The figure is from Opencl-programming-guide.
And What is the relationship between compute queue and hardware queue?
As mentioned in the document, a hardware queue can be thought of as a GPU entry point where commands or tasks are submitted to a GPU. There are mainly three types of queue available - compute queue, graphics queue and copy queue. The graphics command processor handles graphics queues, the asynchronous compute engines (ACEs) handle compute queues, and the DMA engines handle copy queues. Each queue can dispatch work items without waiting for other tasks to complete, allowing independent command streams to be interleaved on the GPU’s Shader Engines and execute simultaneously. For more information, please refer section "HARDWARE DESIGN" in Asynchronous-Shaders-White-Paper-FINAL.pdf .

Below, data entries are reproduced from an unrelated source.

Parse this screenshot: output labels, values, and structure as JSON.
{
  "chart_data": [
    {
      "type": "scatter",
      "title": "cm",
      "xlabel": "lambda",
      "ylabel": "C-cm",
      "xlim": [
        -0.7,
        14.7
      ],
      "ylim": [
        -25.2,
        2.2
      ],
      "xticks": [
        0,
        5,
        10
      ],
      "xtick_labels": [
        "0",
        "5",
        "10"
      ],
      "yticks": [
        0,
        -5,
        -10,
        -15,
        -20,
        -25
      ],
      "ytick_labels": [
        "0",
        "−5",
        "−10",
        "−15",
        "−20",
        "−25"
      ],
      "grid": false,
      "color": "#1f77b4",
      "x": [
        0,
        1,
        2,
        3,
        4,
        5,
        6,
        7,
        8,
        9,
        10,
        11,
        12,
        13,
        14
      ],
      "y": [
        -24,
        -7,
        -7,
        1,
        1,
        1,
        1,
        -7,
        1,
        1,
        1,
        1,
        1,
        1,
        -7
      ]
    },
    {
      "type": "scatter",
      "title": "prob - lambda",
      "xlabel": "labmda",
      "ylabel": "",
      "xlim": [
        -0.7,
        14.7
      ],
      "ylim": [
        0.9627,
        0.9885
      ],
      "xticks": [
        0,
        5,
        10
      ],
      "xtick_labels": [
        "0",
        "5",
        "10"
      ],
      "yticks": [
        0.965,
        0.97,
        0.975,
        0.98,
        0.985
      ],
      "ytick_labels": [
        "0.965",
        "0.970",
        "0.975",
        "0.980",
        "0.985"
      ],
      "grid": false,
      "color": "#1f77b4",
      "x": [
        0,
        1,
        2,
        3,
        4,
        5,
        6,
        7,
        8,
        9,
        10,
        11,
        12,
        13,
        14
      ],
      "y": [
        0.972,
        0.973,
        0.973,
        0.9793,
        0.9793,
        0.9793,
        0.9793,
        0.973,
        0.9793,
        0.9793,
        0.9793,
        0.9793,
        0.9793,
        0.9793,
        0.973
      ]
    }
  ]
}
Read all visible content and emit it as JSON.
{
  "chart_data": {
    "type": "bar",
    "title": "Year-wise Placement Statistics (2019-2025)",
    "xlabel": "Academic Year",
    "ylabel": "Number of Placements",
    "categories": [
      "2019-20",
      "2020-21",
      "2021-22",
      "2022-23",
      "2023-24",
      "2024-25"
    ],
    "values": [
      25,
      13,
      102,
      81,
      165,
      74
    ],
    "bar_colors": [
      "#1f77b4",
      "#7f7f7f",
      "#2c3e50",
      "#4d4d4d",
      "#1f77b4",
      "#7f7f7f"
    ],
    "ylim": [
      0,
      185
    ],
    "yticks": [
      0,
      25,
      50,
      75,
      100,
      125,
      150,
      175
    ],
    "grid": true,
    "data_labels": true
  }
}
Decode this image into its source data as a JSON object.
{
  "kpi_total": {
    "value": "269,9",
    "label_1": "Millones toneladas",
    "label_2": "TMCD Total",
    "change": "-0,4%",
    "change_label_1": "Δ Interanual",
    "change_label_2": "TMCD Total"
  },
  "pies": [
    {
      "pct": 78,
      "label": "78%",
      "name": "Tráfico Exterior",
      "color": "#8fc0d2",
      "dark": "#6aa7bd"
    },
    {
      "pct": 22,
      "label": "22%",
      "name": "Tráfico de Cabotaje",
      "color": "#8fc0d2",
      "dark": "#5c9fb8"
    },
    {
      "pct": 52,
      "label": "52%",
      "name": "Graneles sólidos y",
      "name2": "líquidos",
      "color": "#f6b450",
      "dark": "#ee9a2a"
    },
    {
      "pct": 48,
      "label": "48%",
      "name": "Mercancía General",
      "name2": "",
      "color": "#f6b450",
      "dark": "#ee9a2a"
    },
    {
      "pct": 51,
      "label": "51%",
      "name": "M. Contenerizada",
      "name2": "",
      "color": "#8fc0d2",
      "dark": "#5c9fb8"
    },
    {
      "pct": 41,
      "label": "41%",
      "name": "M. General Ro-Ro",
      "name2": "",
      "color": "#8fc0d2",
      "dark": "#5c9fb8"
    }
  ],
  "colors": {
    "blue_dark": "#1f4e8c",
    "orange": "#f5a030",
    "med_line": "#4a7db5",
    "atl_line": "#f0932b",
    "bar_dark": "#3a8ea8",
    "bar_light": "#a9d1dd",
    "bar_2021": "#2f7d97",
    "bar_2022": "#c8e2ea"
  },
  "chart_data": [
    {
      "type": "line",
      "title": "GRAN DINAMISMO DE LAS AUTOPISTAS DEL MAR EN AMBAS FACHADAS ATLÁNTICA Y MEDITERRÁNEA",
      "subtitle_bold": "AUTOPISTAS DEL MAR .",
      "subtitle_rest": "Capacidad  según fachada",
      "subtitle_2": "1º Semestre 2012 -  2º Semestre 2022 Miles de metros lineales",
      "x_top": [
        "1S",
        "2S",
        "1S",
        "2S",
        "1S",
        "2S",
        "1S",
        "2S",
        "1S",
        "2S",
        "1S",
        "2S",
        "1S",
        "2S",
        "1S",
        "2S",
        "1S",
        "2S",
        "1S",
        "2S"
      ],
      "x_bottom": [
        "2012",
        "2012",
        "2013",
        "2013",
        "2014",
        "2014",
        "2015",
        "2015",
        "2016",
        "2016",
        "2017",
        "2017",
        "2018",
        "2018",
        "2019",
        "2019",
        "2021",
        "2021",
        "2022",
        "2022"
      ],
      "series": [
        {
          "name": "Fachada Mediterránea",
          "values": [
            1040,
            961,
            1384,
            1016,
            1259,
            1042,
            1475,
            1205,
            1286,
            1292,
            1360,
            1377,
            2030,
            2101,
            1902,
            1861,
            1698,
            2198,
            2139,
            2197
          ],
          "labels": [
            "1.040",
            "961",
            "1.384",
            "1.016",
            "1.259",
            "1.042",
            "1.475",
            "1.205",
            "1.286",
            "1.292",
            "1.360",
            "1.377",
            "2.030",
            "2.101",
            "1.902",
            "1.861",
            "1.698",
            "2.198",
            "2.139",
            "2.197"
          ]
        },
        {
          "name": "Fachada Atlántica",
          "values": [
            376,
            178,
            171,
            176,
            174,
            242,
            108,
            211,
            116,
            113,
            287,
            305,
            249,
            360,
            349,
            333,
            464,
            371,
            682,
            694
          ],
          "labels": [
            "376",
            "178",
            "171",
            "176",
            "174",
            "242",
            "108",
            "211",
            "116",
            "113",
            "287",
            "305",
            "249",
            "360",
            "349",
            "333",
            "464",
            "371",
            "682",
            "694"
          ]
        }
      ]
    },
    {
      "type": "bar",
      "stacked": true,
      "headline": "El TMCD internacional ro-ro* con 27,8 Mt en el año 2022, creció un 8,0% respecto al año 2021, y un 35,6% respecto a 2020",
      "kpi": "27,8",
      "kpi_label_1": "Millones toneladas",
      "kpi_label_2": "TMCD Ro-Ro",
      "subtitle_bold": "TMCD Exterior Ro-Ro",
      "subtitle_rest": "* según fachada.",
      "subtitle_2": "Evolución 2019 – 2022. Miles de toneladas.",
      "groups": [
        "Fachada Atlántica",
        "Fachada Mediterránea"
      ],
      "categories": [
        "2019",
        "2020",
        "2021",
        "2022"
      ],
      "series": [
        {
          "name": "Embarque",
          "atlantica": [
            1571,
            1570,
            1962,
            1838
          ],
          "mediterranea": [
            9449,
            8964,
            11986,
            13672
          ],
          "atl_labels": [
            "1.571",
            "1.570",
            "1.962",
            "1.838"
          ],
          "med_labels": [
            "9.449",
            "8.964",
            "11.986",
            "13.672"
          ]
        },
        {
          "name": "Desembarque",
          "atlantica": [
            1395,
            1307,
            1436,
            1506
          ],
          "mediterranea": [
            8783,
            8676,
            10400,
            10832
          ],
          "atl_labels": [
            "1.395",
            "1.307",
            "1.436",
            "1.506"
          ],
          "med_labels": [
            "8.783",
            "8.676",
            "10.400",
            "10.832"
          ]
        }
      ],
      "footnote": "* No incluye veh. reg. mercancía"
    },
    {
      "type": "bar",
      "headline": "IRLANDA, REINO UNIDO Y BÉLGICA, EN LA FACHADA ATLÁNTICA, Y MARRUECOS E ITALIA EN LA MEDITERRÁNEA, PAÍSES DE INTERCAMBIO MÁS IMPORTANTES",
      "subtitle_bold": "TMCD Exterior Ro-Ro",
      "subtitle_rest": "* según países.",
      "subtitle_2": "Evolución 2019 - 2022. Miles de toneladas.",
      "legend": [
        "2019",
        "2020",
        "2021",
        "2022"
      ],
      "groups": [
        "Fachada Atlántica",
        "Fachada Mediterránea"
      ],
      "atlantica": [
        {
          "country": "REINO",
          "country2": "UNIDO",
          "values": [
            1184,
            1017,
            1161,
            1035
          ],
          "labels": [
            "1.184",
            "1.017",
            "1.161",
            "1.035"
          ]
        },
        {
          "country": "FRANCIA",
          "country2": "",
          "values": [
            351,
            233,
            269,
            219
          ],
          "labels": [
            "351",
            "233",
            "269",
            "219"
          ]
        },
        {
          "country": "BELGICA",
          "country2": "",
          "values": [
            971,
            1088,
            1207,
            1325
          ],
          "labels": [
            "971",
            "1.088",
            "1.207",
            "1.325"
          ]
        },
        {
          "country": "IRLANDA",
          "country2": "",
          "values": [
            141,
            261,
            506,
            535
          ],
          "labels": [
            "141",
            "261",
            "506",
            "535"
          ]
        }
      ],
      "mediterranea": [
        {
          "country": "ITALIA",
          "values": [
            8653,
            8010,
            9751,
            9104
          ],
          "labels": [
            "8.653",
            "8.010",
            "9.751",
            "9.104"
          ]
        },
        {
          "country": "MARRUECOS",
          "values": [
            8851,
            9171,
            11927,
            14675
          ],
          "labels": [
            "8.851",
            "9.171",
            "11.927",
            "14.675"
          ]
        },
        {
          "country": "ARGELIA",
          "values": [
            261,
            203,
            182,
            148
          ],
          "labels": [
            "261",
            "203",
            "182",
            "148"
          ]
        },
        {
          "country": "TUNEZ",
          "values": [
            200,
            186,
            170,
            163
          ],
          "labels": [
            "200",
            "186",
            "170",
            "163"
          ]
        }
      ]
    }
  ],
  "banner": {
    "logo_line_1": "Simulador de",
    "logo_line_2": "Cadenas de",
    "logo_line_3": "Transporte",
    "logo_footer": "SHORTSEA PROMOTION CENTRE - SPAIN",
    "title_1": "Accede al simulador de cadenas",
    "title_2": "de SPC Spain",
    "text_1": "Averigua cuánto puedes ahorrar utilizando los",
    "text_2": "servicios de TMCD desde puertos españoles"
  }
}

When an OpenCL queue is created, it is assigned to a hardware queue which is mostly a compute queue. The compute queue is selected according to the creation order of the OpenCL queue within an OpenCL context. The GPU_NUM_COMPUTE_RINGS environment variable can be used to limit the number of compute queues available for the selection.
Thanks for your apply.
And I still have a question. How is the OpenCL queue assigned to multiple ACE-managed Hardware queues?
Just as shown in the following picture. GCN supports up to 8 ACEs per GPU, and each ACE can manage up to 8 independent queues.
As mentioned in this AMD OpenCL Programming Guide:
"The hardware queue is selected according to the creation order of the OpenCL queue within an OpenCL context. If the GPU supports K hardware queues, the Nth created OpenCL queue will be assigned to the (N mod K) hardware queue."